The primordial strategic step here is defining the Semantic Field. We must, once and for all, abolish the archaic view based on keywords and empty search volumes. Our job is to build meaning through the alignment of concepts and the careful selection of the entities that represent them.
This isn’t impossible to do; you don’t need expensive software or complex systems. You can do it with the right process, paper, and a pen! The Semantic SEO course I created aims exactly at this: showing you how to apply a clear (and tested) workflow.
Access the landing page I prepared to explain everything about the workflow: Fluxo de Trabalho Semântico da Semântico SEO
A workflow to end ambiguity
In this scenario, disambiguation becomes the decisive act and the strategic focus. The process of making the sense of information explicit—eliminating multiple possible interpretations so that Information Retrieval Systems (IRS) operate with absolute precision—is what makes our project different from competitors who just repeat more of the same.
Think with me: if the search engine has no doubts about what you are saying, shouldn’t your visibility be the natural consequence of this clarity? Apply all your knowledge about indexing and information retrieval and reflect on that.
From organization to retrieval: tactics at the service of semantics
How we organize information on the site is a tactical decision of invaluable worth to your project’s authority. Here, the dilemma between Top-Down (general to specific) and Bottom-Up (base to top) approaches shapes the Information Architecture and dictates how Google will understand the depth of your site.

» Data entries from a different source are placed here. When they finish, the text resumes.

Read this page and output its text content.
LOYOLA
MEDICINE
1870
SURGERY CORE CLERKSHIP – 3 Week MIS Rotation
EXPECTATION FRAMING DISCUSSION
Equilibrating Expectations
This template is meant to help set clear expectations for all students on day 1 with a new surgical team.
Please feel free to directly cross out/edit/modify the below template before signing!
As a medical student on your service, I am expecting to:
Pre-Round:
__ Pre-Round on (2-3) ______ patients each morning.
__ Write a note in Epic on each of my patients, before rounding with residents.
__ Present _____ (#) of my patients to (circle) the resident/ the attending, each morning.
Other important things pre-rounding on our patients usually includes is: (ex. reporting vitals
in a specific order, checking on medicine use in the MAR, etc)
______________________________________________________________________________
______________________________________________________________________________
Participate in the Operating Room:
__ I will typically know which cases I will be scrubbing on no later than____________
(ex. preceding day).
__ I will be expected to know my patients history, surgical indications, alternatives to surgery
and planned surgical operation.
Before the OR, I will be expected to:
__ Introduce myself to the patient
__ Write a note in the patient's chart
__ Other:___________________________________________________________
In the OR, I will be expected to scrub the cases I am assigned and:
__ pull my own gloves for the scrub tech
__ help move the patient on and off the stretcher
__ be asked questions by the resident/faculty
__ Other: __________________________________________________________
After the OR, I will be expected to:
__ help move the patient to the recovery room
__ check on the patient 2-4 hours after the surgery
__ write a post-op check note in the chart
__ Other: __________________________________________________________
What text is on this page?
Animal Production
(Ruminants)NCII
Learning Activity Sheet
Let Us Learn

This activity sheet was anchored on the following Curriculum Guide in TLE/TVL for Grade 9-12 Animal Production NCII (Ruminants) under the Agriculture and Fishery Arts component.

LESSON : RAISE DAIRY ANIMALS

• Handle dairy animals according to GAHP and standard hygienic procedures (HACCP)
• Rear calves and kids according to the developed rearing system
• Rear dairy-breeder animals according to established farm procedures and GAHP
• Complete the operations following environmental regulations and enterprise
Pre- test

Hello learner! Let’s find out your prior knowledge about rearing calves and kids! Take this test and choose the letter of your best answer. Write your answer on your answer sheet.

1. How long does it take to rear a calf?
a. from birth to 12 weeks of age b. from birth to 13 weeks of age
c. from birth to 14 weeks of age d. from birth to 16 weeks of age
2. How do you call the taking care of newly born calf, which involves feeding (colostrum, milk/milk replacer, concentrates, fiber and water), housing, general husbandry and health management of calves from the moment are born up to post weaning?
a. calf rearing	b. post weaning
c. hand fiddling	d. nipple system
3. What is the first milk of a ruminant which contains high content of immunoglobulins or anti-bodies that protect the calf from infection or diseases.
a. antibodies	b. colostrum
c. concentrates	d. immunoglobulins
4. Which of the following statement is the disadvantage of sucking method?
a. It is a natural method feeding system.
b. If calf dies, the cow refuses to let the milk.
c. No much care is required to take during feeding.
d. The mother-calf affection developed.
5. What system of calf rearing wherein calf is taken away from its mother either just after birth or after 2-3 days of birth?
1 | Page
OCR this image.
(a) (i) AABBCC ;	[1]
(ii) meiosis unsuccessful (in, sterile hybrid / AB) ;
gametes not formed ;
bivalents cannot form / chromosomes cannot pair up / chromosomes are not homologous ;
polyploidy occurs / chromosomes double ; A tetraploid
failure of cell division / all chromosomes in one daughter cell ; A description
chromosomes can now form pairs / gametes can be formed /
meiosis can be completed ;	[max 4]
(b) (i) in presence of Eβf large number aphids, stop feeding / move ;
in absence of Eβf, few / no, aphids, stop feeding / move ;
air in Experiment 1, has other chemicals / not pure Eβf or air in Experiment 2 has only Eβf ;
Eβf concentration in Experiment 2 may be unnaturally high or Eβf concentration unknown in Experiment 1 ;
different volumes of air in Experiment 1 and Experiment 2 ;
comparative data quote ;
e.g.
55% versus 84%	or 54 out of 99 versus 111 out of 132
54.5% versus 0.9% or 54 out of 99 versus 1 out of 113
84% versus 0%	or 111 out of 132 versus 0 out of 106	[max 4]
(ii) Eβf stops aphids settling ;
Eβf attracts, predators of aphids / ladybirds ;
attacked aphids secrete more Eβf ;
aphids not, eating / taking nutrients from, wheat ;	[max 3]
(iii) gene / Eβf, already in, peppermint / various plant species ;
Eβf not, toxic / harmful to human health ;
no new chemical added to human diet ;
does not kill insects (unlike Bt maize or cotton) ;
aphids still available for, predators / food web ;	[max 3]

I have already discussed this here on the Semantic Blog, but the choice of how to approach the organization of your project’s taxonomy does not begin during the website development phase. This is a conversation that needs to be had with those who define the strategy of the company you work for, with the product, marketing, branding, and other teams.
They are your partners in the vital task of defining this approach and how the company will organize the information made explicit to search engines. This decision will help you use structured data much more consciously.
Structured data tactics (Schema.org), therefore, are not mere “decorations” used to generate rich snippets. They are one of the easiest ways to connect your project’s knowledge graph with the knowledge graphs of search engines.
I hope I am making myself clear: some tasks traditionally called “technical SEO” (as if it were a different type of SEO) are simply tactics belonging to a strategy. You can include server optimizations, page code, and other “technical” criteria in this category.
The SEO specialist as an architect of meanings
The right tools for SEO are not found just in a browser tab or a monthly SaaS subscription; they reside in your organizational capacity, your critical thinking, and a solid theoretical foundation, which I sought in Library Science.
In my view, the future demands an SEO professional who is an architect of meanings—someone who understands that optimizing for search engines is actually optimizing human and machine understanding of information.
I invite you to move beyond the surface of automated tools and “more of the same” spreadsheets. Create your own workflow or use someone else’s, but reflect on the changing search landscape, know your audience, and research how they search for what you offer. This is the most permanent point of SEO: people continue to ask trillions of questions every day, everywhere, in the most varied ways possible.
Your best strategy is to know these people, and the perfect tactic is to answer those questions.